The opposing Peoples Democratic Party (PDP) will defeat the All Progressives Congress (APC) in the 2019 presidential election, according to a report by The Economist Intelligence Unit (EIU).
THISDAY quoted EIU, the research unit of The Economist Magazine, as predicting this in its latest country forecast overview on Nigeria.
According to the report, though it would be a close contest, APC’s defeat will be fostered by chaos within the party.
“The 2019 elections will be a close contest between the ruling APC and the PDP,” the report read.
“Intra-party politics would be chaotic ahead of the poll and we ultimately expect the incumbent to lose power.”
PROBLEMS WILL PERSIST
The report said while there would be a change in the custodian of power, “instability will remain an insoluble challenge”.
It predicted that issues of insecurity, political instability will persist in the country.

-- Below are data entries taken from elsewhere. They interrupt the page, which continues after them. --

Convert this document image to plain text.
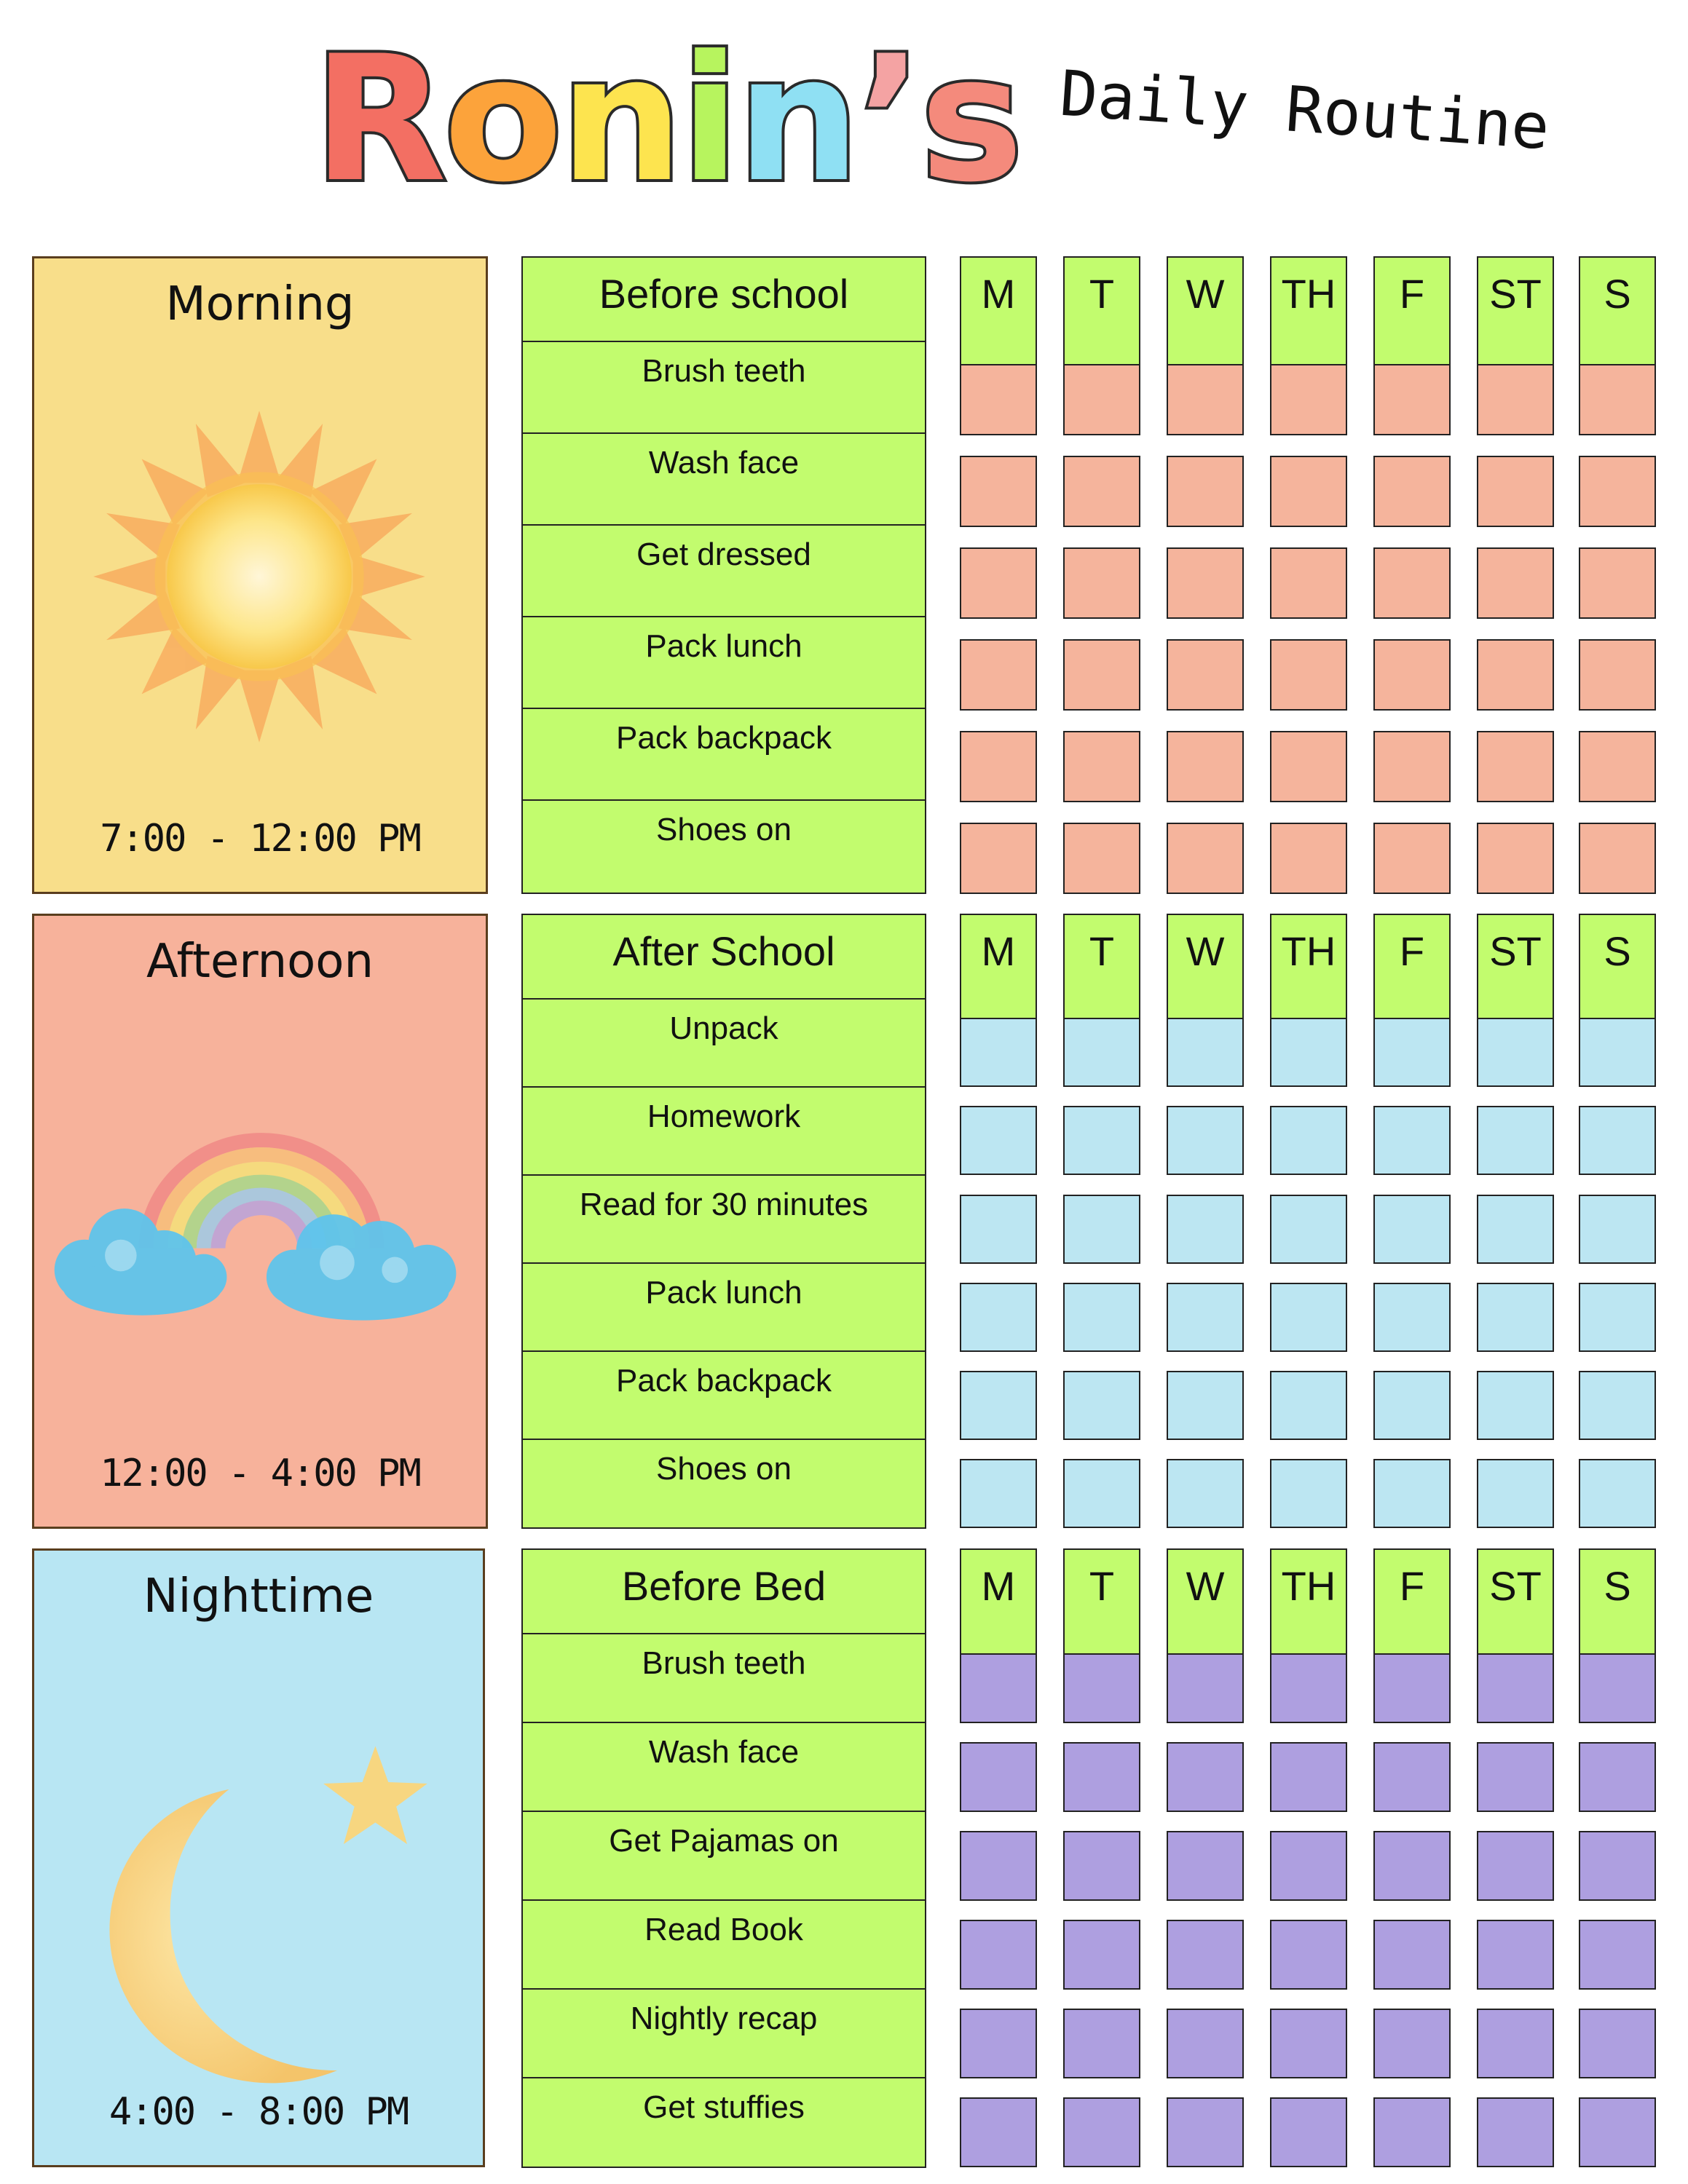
Ronin’s Daily Routine
Morning
7:00 - 12:00 PM
Before school
Brush teeth
Wash face
Get dressed
Pack lunch
Pack backpack
Shoes on
M	T	W	TH	F	ST	S
Afternoon
12:00 - 4:00 PM
After School
Unpack
Homework
Read for 30 minutes
Pack lunch
Pack backpack
Shoes on
M	T	W	TH	F	ST	S
Nighttime
4:00 - 8:00 PM
Before Bed
Brush teeth
Wash face
Get Pajamas on
Read Book
Nightly recap
Get stuffies
M	T	W	TH	F	ST	S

It added that inflation will remain high while the naira would further depreciate but regain stability in 2022.
“We expect the PDP presidential candidate to win, but for the next administration to flounder against the same problems as the incumbent one,” it read.
“The next government is likely to be led by the PDP, the main opposition, potentially in a coalition with smaller parties, but instability will remain an insoluble challenge.
“A weak APC before the election and a troubled government thereafter implies that Nigeria’s manifold security threats will continue to fester.
“Our central forecast is, however, that the 2019 elections will be completed without a widespread breakdown in stability with Nigeria’s democracy proving once again to be robust enough to endure.
“However, we expect major unrest to continue in 2020-2022 as comprehensive solutions prove too complex and costly to implement in the medium term.
“The Central Bank of Nigeria will not act completely independently, and the overall policy agenda will be pulled in differing directions by various powerful interest groups.
“Fiscal expenditure will remain dominant by recurrent spending despite attempts to boost capital investments. Efforts to boost non-oil tax revenue will be constraint by weak bureaucratic capacity and low economic growth.
“Constrained by a crippling infrastructure deficit, economic growth will be well beneath level needed to boost job creation and increasing living standard.
“Inflation will generally remain high over the forecast period (2018-2022) amid expansionary fiscal policy and high food prices stemming from government efforts to limit import and support local producers.
“The authorities will continue to interfere in the foreign exchange market although the degree of interference should eventually lessen with higher oil prices supporting reserves and broad economic confidence slowly improving.
“The naira will nonetheless depreciate over 2019-21 and be broadly stable in 2022.”
The Economist had predicted President Muhammadu Buhari’s victory in 2015.